Arthur Johnson, now 63, was accused of taking part in two escape attempts during his early years in prison, the last time in 1984.
But lawyers trying to get him moved to the general prison population say the second claim of an escape attempt seems farfetched because he was already in solitary at the time. In any case, they say, he has had only three minor infractions in the past 25 years.
Bret Grote, an attorney at the Pittsburgh-based Abolitionist Law Center, which fights for prisoner rights, said the punishment amounts to torture. In a federal lawsuit, he argues it violates constitutional protections against cruel and unusual punishment.
It's "unthinkable, unimaginable," he told The Philadelphia Inquirer (http://bit.ly/1WN5ihF ).
Prison officials wouldn't discuss Johnson's case but said grounds for placement in solitary include a history of assaults inprison, sexual abuse and escape attempts.
Johnson wrote in a declaration that is part of his lawsuit that prison officials have not allowed him to work, take classes, or participate in prison activities for 36 years.
Solitary, he wrote, "has caused me to not feel emotions like I once did. I can no longer understand the feelings of others. I feel flat and depressed." His cell is "smaller than many cages used to hold animals at zoos," he wrote.
Johnson is now held at the State Correctional Institution in Frackville, about 100 miles northwest of Philadelphia. A teenager at the time of the crime, he was placed in what is officially known as "restricted housing" in 1979, when he was 27.

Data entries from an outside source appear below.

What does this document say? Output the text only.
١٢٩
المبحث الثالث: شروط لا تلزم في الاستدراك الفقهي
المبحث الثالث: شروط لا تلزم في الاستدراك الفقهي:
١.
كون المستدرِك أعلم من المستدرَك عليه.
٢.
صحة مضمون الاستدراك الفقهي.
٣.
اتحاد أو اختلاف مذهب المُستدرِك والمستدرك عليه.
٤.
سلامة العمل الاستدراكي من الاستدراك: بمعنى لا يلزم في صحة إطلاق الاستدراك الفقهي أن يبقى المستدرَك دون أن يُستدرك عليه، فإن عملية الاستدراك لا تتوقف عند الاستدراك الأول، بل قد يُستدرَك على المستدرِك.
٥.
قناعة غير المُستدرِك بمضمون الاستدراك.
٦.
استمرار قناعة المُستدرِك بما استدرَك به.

According to his lawsuit, he lives in a 7-by-12-foot space where the lights stay on day and night. He can't see or talk to other inmates. He leaves the cell only to shower, alone, three times a week, and for hour-long outdoor recreation in a caged area about the size of his cell five days a week.
There is only one other Pennsylvania inmate in solitary longer than Johnson: An inmate who killed a guard has been in restricted housing since 1973.
Johnson got involved in a fatal gang fight in 1970. An accomplice who passed a polygraph test blamed Johnson, who court records show confessed, was tried and was sentenced to life in prison without parole. He later claimed police beat him and that the confession should not have been admitted because he was classified as "educable mentally retarded," but his appeal failed.
His lawyers said he became a target for "severe state repression" when he began associating with imprisoned members of the black liberation movement in the 1970s.
He has been moved around nearly a dozen state prisons since 1979, but always in solitary, except for six months in 1989-90, when he was housed in federal custody for space reasons, the Inquirer reported.
His lawyers speculate that institutional inertia may play a role in why Johnson is still stuck in solitary.
"This person has been locked down for so long, that sends the message to the guards, to those who run the institution ... that this is where Mr. Johnson belongs," Grote said.